Darkar understood everything as soon as he saw me. 'Burn it,' he said, pointing at my chlamys. I dropped it in the kitchen fire and Cook piled wood on top, squandering shavings and bark prepared for fire-starting to make the blood-sodden thing burn. All my extra work and helpfulness and popularity had come to this – Darkar and Cook conspiring to keep me alive.

'I need a bath, and then Archi needs one,' I said.

Darkar squinted at my use of the young master's name.

'He says it's death if I'm caught, but mere annoyance for him. So I bathe first.' I pulled my chiton over my head – a work chiton of raw wool, and no loss to anyone. Kylix was in the kitchen by then, and I handed it to him. 'Go and give this to the ragman,' I said. 'Better yet, just throw it on his pile.'

Darkar nodded.

'Bath is hot,' Cook put in. 'You got the bastard?' This is the ultimate sign of a good house – the slaves are loyal to the master's revenge. Like the Odyssey.

I told them where he was. 'They won't find him until morning,' I said. 'Maybe some Spartan visitor will come and bugger him!' That got a nervous laugh.

The kitchen was filling up with slaves. I hadn't told Kylix not to spill to his friends – he was already spreading the whole tale. He told it to the slaves at the fountain when he took the cloak to the ragman's pile, too. That's the world of slaves. Word gets around.

We hadn't considered that.

Darkar shut them up and pushed me out of the door. 'You what?' he asked as he pushed me towards the bathhouse. 'You what?'

'I told you,' I said.

Darkar was alone with me in total darkness. The bath was like that – no windows. He smacked me, hard, in the head. 'I thought you'd have the master beat him. Not you, boy.'

'Ouch!' Lo, the mighty warrior. The steward hurt me more than the Thracians had.
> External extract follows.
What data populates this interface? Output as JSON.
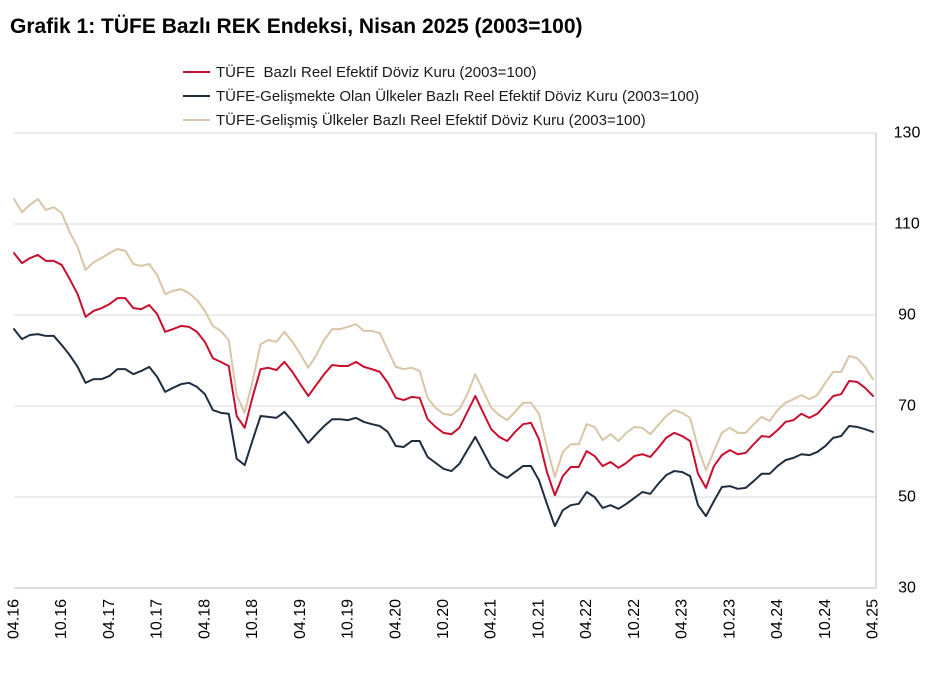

'You will be killed. Do I have to remind you that you are a slave? You scout for him, you take a blow for him, but you do not strike a free man!' Darkar slapped me again, this time at random, because he couldn't see any better than I could. Then, after a pause in the dark, 'I think you'll have to run or die.'

With that, he left me to the bath.

It was a big oak tub, the kind where men crush the grapes at harvest time when they don't have stone basins. It leaked slowly, but it held enough water for two to bathe together. Archi and I had shared it many times but, covered in blood, a man doesn't really want to touch anything much. Different from a feast-day bath.

There was pumice and oil, and I worked hard. I knew I had blood under my nails and in my hair. Even then – even as a slave – I had long hair.

I was washing my hair when the door opened. The bath was in a low shed and that door let a little light in from the kitchen windows, so I saw Penelope's robe fall to the floor. Then she was in the bath with me and water sloshed over the sides and on to the floor.